Tuesday, January 1, 2008

Gardening Book Review #2: New Kitchen Garden

New Kitchen Garden by Adam Caplin (photography by Caroline Hughes)

The premise of this book—that you can grow vegetables among your ornamental plants—makes for lovely pictures. As a result, paging through it is a delight, though the book is of little use as a reference. The text, though appearing in copious swaths alongside the photographs, provides a few neat insights and tips on organic gardening, but the small, sans-serif font makes it hard to read, and the information isn’t organized in a very user-friendly fashion. This is strictly coffee-table territory, where words exist mainly as anchors for pictures.

That said, the pictures themselves, and occasionally the words, give forth abundant ideas for what one might accomplish in a mixed flower and vegetable garden. Anchored to a tall pole, runner beans with gorgeous, orange-red blossoms rise high above the ferns, demonstrating how a sun-loving plant can sometimes thrive with its roots anchored in a shady spot. Fennel waves its feathery fronds beside a drift of brilliant poppies. Zucchini leaves loom large beside a starry sea holly.

For the experienced gardener, some of the suggestions on planting out seedlings and descriptions of individual vegetables may be of some use, or at least provide amusement.

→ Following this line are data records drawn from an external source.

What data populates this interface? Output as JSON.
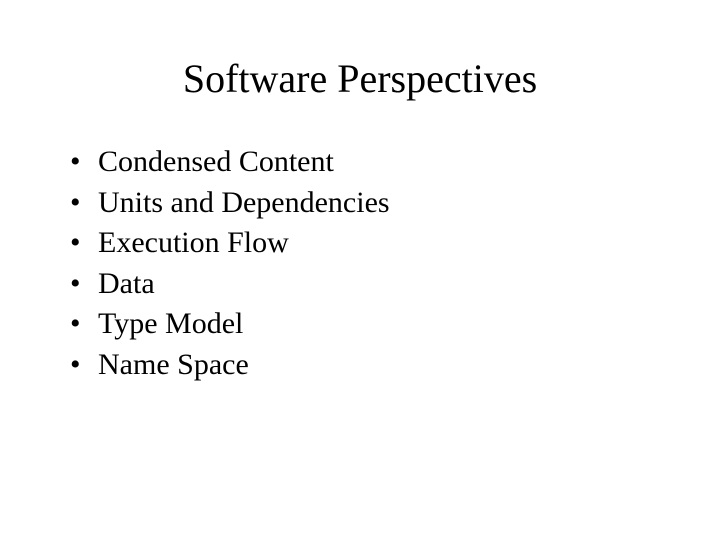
{
  "slide": {
    "title": "Software Perspectives",
    "title_fontsize": 40,
    "body_fontsize": 30,
    "background_color": "#ffffff",
    "text_color": "#000000",
    "font_family": "Times New Roman",
    "bullets": [
      "Condensed Content",
      "Units and Dependencies",
      "Execution Flow",
      "Data",
      "Type Model",
      "Name Space"
    ]
  }
}
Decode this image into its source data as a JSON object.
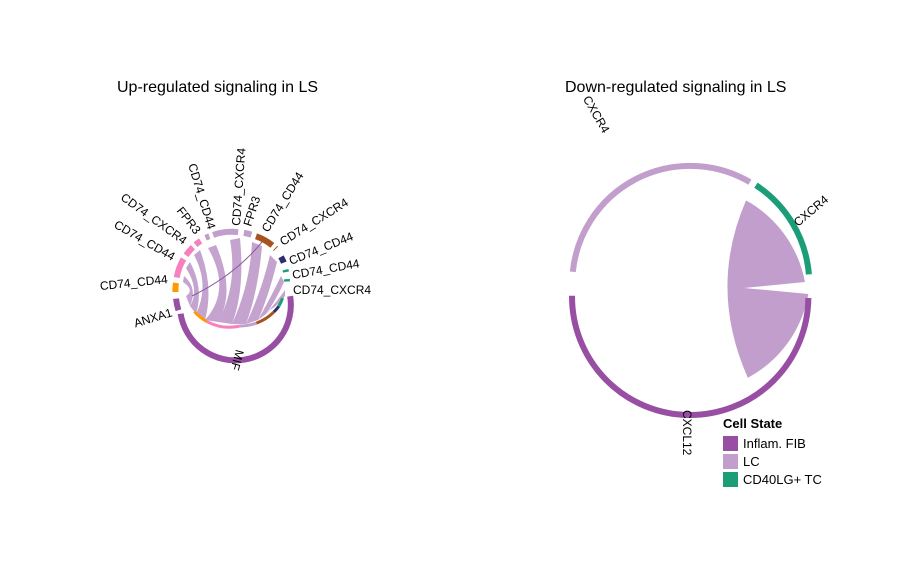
{
  "chart_data": [
    {
      "type": "chord",
      "title": "Up-regulated signaling in LS",
      "sectors": [
        {
          "label": "MIF",
          "group": "Inflam. FIB",
          "color": "#984ea3"
        },
        {
          "label": "ANXA1",
          "group": "Inflam. FIB",
          "color": "#984ea3"
        },
        {
          "label": "CD74_CD44",
          "group": "",
          "color": "#ff9900"
        },
        {
          "label": "CD74_CD44",
          "group": "",
          "color": "#f781bf"
        },
        {
          "label": "CD74_CXCR4",
          "group": "",
          "color": "#f781bf"
        },
        {
          "label": "FPR3",
          "group": "",
          "color": "#f781bf"
        },
        {
          "label": "CD74_CD44",
          "group": "LC",
          "color": "#c29ecc"
        },
        {
          "label": "CD74_CXCR4",
          "group": "LC",
          "color": "#c29ecc"
        },
        {
          "label": "FPR3",
          "group": "LC",
          "color": "#c29ecc"
        },
        {
          "label": "CD74_CD44",
          "group": "",
          "color": "#a6541f"
        },
        {
          "label": "CD74_CXCR4",
          "group": "",
          "color": "#a6541f"
        },
        {
          "label": "CD74_CD44",
          "group": "",
          "color": "#2c2e6e"
        },
        {
          "label": "CD74_CD44",
          "group": "CD40LG+ TC",
          "color": "#1b9e77"
        },
        {
          "label": "CD74_CXCR4",
          "group": "CD40LG+ TC",
          "color": "#1b9e77"
        }
      ]
    },
    {
      "type": "chord",
      "title": "Down-regulated signaling in LS",
      "sectors": [
        {
          "label": "CXCL12",
          "group": "Inflam. FIB",
          "color": "#984ea3"
        },
        {
          "label": "CXCR4",
          "group": "LC",
          "color": "#c29ecc"
        },
        {
          "label": "CXCR4",
          "group": "CD40LG+ TC",
          "color": "#1b9e77"
        }
      ],
      "links": [
        {
          "from": "CXCL12",
          "to": "CXCR4 (CD40LG+ TC)",
          "color": "#c29ecc"
        }
      ]
    }
  ],
  "legend": {
    "title": "Cell State",
    "items": [
      {
        "label": "Inflam. FIB",
        "color": "#984ea3"
      },
      {
        "label": "LC",
        "color": "#c29ecc"
      },
      {
        "label": "CD40LG+ TC",
        "color": "#1b9e77"
      }
    ]
  }
}
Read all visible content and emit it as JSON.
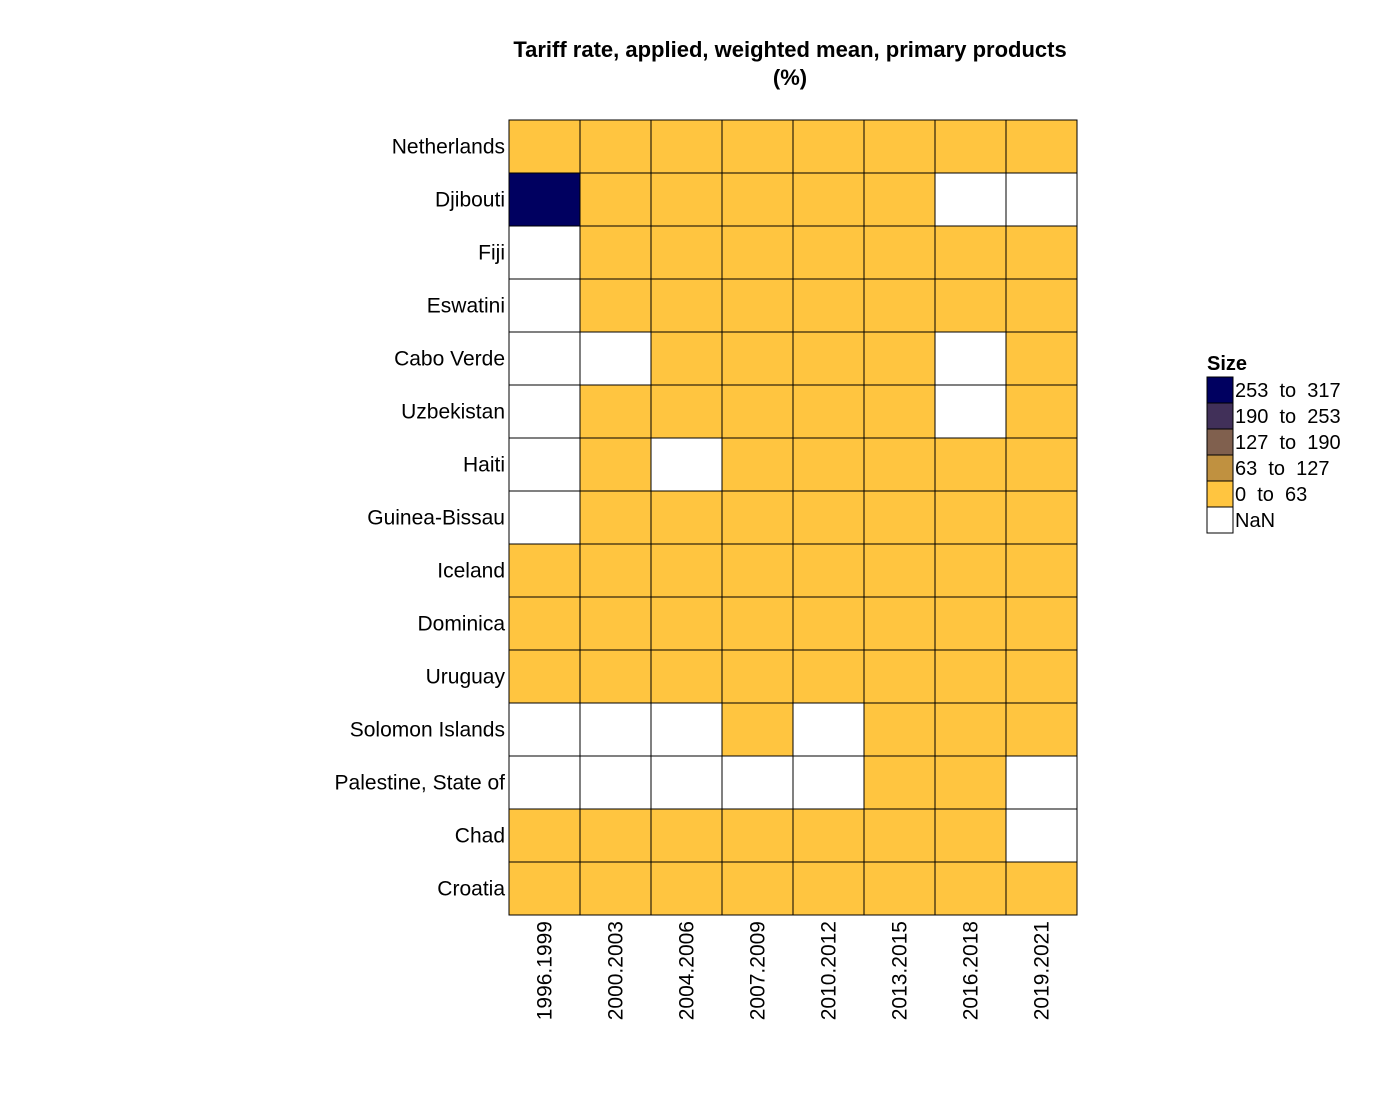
{
  "chart_data": {
    "type": "heatmap",
    "title": "Tariff rate, applied, weighted mean, primary products",
    "subtitle": "(%)",
    "rows": [
      "Netherlands",
      "Djibouti",
      "Fiji",
      "Eswatini",
      "Cabo Verde",
      "Uzbekistan",
      "Haiti",
      "Guinea-Bissau",
      "Iceland",
      "Dominica",
      "Uruguay",
      "Solomon Islands",
      "Palestine, State of",
      "Chad",
      "Croatia"
    ],
    "columns": [
      "1996.1999",
      "2000.2003",
      "2004.2006",
      "2007.2009",
      "2010.2012",
      "2013.2015",
      "2016.2018",
      "2019.2021"
    ],
    "bins": [
      {
        "label": "253  to  317",
        "color": "#000060"
      },
      {
        "label": "190  to  253",
        "color": "#413059"
      },
      {
        "label": "127  to  190",
        "color": "#80604e"
      },
      {
        "label": "63  to  127",
        "color": "#c09140"
      },
      {
        "label": "0  to  63",
        "color": "#ffc540"
      },
      {
        "label": "NaN",
        "color": "#ffffff"
      }
    ],
    "cells": [
      [
        4,
        4,
        4,
        4,
        4,
        4,
        4,
        4
      ],
      [
        0,
        4,
        4,
        4,
        4,
        4,
        5,
        5
      ],
      [
        5,
        4,
        4,
        4,
        4,
        4,
        4,
        4
      ],
      [
        5,
        4,
        4,
        4,
        4,
        4,
        4,
        4
      ],
      [
        5,
        5,
        4,
        4,
        4,
        4,
        5,
        4
      ],
      [
        5,
        4,
        4,
        4,
        4,
        4,
        5,
        4
      ],
      [
        5,
        4,
        5,
        4,
        4,
        4,
        4,
        4
      ],
      [
        5,
        4,
        4,
        4,
        4,
        4,
        4,
        4
      ],
      [
        4,
        4,
        4,
        4,
        4,
        4,
        4,
        4
      ],
      [
        4,
        4,
        4,
        4,
        4,
        4,
        4,
        4
      ],
      [
        4,
        4,
        4,
        4,
        4,
        4,
        4,
        4
      ],
      [
        5,
        5,
        5,
        4,
        5,
        4,
        4,
        4
      ],
      [
        5,
        5,
        5,
        5,
        5,
        4,
        4,
        5
      ],
      [
        4,
        4,
        4,
        4,
        4,
        4,
        4,
        5
      ],
      [
        4,
        4,
        4,
        4,
        4,
        4,
        4,
        4
      ]
    ],
    "legend": {
      "title": "Size",
      "placement": "right"
    },
    "grid": false
  }
}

Looking through the section on organic gardening is like comparing notes with a fellow gardener across the fence (keeping in mind that your neighbor is presenting his experiences in the best possible light, entirely free of blemishes).

Some of the information is basic (veggies need nitrogen, phosphorus, and potassium to grow; crop rotation is important; tomatoes are diverse in variety). But some of it is more particular to the mixed decorative and culinary garden (intensive planting can make small infections into potentially larger problems; eggplant works well in gardens with grays, blues, and purples; you can prevent slugs from entering plant pots by rubbing petroleum jelly on the outer rim). This is the type of book that helps you generate ideas, even if it will solve few, if any, of your pre-existing problems.